These Apple Cinnamon Muffins pair perfectly with a warm cup of tea on a cold day. Granny Smith apple chunks give a pop of tartness, and leaving the skin on adds fiber. Throw in some warm cinnamon, apple pie spice and applesauce, and you get the perfect fall flavor combo. Low-carb and gluten-free almond and coconut flours bring a subtle nuttiness, while dark brown sugar adds a hint of toffee flavor. These muffins are just the right balance of sweet and tart and come out of the oven with a beautiful crisp exterior and moist interior. Keep reading for our expert tips, including how to ensure a moist, tender muffin.
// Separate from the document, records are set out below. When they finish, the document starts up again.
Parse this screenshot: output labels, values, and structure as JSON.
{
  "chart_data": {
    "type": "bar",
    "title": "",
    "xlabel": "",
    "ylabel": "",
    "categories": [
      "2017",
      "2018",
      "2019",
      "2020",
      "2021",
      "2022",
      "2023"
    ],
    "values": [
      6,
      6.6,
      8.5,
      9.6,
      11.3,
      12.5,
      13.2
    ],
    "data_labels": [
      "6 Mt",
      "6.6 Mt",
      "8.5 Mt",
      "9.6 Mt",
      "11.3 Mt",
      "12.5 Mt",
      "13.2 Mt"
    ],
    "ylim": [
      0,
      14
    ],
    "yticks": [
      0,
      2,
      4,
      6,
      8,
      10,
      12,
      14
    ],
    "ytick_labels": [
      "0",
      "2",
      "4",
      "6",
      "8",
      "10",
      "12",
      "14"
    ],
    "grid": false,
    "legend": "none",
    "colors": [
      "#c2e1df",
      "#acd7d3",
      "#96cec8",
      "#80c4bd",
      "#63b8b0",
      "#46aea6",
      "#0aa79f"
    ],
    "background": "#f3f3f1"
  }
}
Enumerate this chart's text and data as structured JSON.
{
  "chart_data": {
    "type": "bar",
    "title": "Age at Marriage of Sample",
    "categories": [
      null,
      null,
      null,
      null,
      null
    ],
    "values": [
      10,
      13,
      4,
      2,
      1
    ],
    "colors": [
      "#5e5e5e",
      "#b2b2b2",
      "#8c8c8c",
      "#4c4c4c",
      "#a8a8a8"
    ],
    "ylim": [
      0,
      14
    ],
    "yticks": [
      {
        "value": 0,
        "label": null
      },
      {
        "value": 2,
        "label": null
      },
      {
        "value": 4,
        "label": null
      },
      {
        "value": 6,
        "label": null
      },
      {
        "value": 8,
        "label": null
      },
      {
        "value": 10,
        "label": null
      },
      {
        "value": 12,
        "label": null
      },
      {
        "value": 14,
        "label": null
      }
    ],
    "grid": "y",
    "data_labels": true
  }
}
Tips from the EatingWell Test Kitchen
These are the key tips we learned while developing and testing this recipe in our Test Kitchen to make sure it works, tastes great and is good for you too!
- One way to ensure moist, tender muffins is to not overmix the batter. You’re just folding the batter until the ingredients are combined.
- Use a ¼-cup measure to scoop the batter for the muffin tins. This makes it easier to evenly portion out the batter and prevent overfilling (and a subsequent mess in your oven).
- You can use a loaf pan instead of muffin tins. Once baked, slice the loaf, toast it and enjoy with butter. If you want to add a cinnamon swirl, add half the batter to the loaf pan and sprinkle it with brown sugar streusel. Cover it with the remaining batter and swirl it with a butter knife. Bake the loaf until a toothpick inserted in the center comes out clean.
- For some extra crunch and flavor, you can add nuts, chocolate chips or your favorite add-ins to the batter or on top.
Nutrition Notes
- Apples might seem like an unassuming fruit, but they’re loaded with antioxidants shown to protect your heart and brain. Leave the skin on for the greatest benefits—and to get all the gut-loving fiber that apples have to offer.
- Almond flour is simply finely ground blanched almonds. The blanching removes the almond skin. Because it’s made from only almonds, this flour is higher in heart-healthy fats, fiber and protein than whole-wheat flour. And it’s gluten-free.